Questo articolo è disponibile anche in: Italiano
Quesito
Caro Padre Angelo,
Buongiorno padre, vi chiedo come mai il Cantico dei Cantici è parola di Dio. Visto alcune espressioni e contenuti diversi dagli altri libri biblici.
La ringrazio
Risposta del sacerdote
Carissima,
1. sì, questo libro usa il linguaggio di un amore passionale e per questo ha creato stupore.
Ciò nonostante, la Chiesa fin dall’inizio l’ha sempre considerato come parte della Sacra Scrittura. Del resto, anche gli ebrei lo consideravano tale.
È tra i libri protocanonici, vale a dire ritenuti ispirati da tutti e da sempre e non tra i cosiddetti deuterocanonici, cioè tra quelli che solo in un secondo momento sono stati considerati ispirati.
2. Va detto anche che fin dall’inizio tanto gli ebrei quanto i cristiani hanno interpretato il Cantico dei Cantici in senso figurato, intendendo parlare dell’amore di Dio per il suo popolo e dell’amore di Cristo per la Chiesa.
Il primo dei profeti a parlare dei rapporti tra Dio e il suo popolo con il simbolo dell’amore coniugale è stato Osea (2,4-20). In seguito, ne hanno parlato anche Isaia (54,5ss), Geremia (2,2; 3,1ss) ed Ezechiele (16,6ss).

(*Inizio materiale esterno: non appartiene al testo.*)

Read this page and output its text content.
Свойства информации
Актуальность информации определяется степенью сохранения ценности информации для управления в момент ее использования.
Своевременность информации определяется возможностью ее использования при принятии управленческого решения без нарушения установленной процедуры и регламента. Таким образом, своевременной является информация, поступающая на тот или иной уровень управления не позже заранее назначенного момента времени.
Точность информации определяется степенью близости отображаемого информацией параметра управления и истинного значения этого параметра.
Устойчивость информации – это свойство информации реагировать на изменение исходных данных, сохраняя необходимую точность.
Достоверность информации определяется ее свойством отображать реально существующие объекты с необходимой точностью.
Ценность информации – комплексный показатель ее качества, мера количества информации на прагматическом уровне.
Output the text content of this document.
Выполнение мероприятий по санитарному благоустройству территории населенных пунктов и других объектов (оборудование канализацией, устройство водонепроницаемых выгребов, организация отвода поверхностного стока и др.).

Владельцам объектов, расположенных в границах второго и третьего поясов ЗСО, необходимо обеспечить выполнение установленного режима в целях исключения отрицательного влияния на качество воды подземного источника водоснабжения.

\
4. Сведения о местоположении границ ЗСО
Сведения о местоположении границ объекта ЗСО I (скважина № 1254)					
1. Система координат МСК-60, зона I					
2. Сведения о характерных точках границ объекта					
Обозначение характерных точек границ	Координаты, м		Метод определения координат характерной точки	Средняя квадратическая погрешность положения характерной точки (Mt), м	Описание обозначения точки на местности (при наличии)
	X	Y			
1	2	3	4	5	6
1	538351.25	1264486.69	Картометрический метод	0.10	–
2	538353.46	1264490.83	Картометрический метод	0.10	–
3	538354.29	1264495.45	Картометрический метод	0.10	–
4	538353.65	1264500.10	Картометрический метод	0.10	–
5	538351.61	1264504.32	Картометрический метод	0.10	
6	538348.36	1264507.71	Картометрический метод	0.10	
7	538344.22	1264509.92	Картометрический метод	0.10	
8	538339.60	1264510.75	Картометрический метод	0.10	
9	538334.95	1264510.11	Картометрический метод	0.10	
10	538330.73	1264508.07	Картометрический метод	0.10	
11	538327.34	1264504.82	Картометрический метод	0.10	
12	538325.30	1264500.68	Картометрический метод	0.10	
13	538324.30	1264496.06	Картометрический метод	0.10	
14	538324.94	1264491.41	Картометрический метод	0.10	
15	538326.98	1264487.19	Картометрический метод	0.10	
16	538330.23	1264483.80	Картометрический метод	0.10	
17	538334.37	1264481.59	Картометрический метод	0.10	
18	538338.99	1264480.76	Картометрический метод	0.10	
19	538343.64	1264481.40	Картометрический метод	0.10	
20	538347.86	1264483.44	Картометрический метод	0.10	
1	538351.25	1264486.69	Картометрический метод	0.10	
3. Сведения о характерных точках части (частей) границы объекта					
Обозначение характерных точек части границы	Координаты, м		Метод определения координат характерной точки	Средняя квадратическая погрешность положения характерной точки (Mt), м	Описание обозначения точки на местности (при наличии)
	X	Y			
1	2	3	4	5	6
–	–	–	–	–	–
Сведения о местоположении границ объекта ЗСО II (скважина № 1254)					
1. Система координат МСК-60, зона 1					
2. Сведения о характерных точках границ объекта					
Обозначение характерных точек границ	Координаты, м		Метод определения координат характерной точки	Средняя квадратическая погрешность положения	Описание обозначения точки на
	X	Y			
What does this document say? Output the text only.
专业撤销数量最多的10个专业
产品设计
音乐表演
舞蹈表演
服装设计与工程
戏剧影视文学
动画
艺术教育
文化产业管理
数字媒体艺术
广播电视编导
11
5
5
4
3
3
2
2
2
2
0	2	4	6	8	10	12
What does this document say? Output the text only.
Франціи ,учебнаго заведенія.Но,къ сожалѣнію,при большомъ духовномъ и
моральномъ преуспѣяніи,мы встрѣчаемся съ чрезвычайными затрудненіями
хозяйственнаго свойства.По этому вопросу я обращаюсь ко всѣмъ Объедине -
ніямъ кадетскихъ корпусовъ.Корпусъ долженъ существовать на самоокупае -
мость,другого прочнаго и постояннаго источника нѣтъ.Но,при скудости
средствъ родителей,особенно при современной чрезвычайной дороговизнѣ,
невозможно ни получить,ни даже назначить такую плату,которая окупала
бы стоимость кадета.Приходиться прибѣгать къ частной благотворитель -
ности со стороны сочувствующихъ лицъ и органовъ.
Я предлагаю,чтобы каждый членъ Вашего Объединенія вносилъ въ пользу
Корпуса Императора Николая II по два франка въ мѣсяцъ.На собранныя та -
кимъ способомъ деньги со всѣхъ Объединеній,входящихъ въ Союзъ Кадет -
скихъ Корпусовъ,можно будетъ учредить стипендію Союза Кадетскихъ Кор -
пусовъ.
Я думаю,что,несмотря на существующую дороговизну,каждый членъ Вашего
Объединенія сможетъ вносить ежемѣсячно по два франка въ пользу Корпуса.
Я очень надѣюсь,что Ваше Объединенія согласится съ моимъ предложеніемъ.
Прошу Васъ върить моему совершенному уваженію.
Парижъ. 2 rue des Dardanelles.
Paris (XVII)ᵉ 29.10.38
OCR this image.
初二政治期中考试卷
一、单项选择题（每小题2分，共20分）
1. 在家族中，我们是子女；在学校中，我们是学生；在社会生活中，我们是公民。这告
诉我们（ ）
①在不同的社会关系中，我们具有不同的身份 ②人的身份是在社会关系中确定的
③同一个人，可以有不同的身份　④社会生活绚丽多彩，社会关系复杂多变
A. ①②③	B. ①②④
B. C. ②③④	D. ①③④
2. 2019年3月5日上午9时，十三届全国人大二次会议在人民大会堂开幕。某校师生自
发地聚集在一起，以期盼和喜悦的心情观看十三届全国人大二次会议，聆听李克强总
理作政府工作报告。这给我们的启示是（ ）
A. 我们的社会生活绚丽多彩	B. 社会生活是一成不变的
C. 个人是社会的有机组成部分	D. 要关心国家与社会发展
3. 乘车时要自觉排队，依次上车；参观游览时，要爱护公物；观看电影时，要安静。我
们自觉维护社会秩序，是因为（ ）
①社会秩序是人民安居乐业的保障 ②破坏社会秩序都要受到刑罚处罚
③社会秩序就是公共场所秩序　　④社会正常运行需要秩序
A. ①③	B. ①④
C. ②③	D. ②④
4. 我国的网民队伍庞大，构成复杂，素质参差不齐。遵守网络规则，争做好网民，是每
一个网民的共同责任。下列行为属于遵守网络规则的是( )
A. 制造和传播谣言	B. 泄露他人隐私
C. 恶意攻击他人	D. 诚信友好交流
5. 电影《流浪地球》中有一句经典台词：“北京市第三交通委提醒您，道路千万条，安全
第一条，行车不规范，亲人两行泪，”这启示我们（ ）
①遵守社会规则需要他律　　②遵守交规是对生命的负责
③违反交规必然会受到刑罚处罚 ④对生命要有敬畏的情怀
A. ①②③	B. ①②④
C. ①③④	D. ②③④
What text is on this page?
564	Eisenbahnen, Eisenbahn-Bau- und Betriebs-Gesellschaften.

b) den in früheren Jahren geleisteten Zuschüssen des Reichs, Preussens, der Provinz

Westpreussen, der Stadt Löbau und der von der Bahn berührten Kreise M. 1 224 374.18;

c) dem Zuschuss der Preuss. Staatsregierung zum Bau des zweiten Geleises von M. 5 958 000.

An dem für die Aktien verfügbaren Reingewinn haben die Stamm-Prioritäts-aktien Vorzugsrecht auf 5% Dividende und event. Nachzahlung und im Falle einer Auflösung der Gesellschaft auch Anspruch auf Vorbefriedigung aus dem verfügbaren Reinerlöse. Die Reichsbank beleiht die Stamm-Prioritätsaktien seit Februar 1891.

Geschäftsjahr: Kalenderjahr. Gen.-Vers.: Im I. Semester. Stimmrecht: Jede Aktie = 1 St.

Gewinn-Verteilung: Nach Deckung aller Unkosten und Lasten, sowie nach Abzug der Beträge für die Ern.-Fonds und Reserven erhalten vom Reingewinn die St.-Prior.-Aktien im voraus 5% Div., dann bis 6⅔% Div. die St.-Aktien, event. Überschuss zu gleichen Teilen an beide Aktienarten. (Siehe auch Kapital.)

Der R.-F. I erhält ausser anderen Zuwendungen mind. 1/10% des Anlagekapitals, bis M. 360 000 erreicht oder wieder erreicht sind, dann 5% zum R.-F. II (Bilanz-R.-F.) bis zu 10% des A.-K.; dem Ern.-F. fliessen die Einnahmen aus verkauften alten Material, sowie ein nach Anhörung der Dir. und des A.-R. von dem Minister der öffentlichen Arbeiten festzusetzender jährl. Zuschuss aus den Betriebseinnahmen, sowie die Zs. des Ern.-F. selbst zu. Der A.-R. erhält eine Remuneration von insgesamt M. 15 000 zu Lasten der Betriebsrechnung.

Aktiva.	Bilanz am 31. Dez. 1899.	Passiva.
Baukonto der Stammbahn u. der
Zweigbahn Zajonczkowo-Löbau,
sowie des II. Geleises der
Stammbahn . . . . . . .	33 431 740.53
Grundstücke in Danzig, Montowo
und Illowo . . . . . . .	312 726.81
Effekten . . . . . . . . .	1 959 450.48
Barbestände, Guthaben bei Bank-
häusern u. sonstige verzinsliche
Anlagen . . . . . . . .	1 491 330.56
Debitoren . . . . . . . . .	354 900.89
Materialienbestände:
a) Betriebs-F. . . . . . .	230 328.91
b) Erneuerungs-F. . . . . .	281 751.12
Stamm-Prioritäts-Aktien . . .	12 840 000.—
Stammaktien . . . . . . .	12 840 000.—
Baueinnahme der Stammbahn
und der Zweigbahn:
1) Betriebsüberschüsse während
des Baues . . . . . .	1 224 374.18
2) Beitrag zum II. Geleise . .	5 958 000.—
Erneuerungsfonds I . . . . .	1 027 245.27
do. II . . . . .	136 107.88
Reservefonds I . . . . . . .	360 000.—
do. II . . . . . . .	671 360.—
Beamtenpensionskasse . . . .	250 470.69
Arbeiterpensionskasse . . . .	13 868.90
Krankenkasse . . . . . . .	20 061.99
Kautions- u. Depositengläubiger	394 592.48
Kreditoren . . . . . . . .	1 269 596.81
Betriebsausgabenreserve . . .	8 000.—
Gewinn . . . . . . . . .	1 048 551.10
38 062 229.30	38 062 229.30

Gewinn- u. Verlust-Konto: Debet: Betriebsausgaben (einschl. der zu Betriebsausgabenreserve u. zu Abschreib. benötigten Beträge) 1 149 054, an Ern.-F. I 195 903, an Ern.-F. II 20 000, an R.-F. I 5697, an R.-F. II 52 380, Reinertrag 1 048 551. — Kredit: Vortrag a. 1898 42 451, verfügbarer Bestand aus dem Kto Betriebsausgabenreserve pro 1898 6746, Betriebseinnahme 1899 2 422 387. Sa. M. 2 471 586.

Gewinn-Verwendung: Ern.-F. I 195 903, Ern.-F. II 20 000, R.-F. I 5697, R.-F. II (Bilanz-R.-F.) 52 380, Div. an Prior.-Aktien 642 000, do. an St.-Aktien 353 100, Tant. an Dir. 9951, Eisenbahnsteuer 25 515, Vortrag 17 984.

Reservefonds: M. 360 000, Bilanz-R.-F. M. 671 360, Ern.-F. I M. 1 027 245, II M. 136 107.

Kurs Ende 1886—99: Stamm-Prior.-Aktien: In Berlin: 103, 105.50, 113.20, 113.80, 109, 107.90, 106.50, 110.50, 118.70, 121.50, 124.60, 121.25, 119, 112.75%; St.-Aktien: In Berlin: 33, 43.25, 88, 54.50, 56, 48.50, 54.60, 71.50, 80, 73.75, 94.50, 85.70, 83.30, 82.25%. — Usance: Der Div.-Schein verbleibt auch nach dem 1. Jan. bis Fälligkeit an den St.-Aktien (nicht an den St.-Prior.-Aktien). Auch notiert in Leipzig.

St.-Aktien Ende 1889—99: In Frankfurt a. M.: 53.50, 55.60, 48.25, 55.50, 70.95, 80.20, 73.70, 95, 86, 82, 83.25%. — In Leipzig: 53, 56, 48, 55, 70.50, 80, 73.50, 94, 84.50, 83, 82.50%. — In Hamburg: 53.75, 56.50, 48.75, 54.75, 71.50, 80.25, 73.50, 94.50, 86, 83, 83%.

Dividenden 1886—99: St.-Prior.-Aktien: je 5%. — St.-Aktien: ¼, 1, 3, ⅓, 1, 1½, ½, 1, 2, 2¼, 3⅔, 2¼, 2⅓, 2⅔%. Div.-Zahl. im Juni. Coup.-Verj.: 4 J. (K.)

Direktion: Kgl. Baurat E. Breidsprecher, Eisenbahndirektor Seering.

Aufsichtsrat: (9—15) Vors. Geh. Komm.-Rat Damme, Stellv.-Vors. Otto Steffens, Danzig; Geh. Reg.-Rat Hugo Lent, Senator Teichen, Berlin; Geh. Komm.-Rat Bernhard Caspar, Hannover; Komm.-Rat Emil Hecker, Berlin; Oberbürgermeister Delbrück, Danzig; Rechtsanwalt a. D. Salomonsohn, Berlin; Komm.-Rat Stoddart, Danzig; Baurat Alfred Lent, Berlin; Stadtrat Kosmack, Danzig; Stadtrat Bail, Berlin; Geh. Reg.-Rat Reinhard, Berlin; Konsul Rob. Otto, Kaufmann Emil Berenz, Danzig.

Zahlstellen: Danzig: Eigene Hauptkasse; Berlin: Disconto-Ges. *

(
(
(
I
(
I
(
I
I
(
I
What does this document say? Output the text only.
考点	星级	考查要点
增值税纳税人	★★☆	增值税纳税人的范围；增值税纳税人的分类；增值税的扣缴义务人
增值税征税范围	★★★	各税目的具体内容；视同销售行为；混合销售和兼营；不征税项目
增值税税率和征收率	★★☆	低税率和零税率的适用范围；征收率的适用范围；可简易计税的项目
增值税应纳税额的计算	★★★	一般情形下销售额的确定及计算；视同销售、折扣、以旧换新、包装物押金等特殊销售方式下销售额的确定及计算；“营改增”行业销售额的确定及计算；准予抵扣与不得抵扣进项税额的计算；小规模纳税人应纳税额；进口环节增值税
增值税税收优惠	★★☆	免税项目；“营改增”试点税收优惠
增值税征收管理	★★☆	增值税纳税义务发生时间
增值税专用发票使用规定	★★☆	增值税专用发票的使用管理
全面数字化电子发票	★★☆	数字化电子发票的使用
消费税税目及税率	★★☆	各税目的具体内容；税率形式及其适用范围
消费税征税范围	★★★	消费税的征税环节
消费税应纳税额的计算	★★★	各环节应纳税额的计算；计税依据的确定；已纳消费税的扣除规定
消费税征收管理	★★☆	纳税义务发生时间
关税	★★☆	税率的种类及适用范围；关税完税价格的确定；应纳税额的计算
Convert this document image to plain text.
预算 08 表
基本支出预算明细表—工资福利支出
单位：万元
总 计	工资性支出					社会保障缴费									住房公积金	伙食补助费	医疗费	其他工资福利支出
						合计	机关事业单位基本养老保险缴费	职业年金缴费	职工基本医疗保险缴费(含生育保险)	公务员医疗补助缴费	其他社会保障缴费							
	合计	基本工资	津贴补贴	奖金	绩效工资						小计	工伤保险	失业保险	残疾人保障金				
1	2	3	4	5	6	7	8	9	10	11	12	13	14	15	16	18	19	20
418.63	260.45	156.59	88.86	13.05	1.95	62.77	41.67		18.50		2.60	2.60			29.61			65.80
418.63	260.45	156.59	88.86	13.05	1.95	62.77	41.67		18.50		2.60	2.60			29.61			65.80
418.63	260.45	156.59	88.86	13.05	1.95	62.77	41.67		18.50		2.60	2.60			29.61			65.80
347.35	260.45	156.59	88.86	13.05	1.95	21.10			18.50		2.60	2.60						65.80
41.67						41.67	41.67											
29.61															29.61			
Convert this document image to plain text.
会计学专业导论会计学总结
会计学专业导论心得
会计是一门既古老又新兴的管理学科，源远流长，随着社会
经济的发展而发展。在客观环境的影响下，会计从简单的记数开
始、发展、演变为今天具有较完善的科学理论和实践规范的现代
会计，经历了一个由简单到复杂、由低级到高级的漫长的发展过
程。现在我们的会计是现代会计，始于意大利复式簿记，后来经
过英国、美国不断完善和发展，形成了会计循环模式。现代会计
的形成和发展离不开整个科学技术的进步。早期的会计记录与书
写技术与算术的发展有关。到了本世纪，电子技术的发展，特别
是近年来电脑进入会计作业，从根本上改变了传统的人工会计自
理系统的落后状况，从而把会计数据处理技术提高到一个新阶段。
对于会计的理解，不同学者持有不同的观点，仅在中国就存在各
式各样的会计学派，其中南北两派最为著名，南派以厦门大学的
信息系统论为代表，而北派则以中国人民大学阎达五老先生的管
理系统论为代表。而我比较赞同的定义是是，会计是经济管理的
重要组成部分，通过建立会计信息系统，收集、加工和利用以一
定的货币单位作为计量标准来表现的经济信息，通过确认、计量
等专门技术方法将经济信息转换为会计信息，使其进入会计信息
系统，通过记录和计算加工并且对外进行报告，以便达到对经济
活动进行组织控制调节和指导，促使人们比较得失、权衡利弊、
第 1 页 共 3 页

3. Nel suo commento ai libri sapienziali il padre Giuseppe Girotti scrive: “Il documento esegetico ebraico più antico di questa interpretazione allegorica del Cantico si trova nel quarto libro di Esdra, apocrifo del tempo di Domiziano (della fine del I secolo d.C., n.d.r.), ove il popolo di Israele viene nominato con il nome di giardino, giglio, colomba, proprio come la sposa del nostro Cantico.
Questa esegesi è stata confermata dal Targum e dal Talmud, i quali ritengono che in tutto il Cantico lo sposo è Dio e la sposa Israele; e quando il Targum ci dice che la lettura liturgica del Cantico si faceva all’ottavo giorno di Pasqua, suppone che il poemetto è proprio indicato per ricordare il grande amore di Dio per il suo popolo” (Introduzione al Cantico dei Cantici, cfr. I sapienziali, p. 188).
4. Soggiunge p. Girotti: “Come per gli ebrei, così per i Santi Padri il Cantico era un libro che doveva interpretarsi in senso figurato. Ma il popolo eletto essendo stato rigettato dopo la morte del Messia, l’esegesi cristiana fece una trasposizione: lo sposo è il Cristo e la sposa è la Chiesa. Questa trasposizione si poteva fare tanto più a buon diritto in quanto molti ebrei stessi riconoscevano nello sposo il Messia” (Ib.).
5. Iniziando a commentare il Cantico, il padre Girotti scrive ancora: “Dall’introduzione risulta chiaro che il Cantico è difficilissimo a spiegarsi, onde prima di cominciare la nostra succinta esposizione ci sentiamo molto cruciati e temiamo che ci si rivolga il rimprovero che fece un giorno Sant’Agostino ai Donatisti: Perché volete spiegare ciò che non si comprende neppure da noi? Il Cantico dei Cantici è un lungo enigma: assai pochi lo penetrarono, pochissimi di quelli che bussano alla porta penetrano nel mistero” (Ib., p. 196).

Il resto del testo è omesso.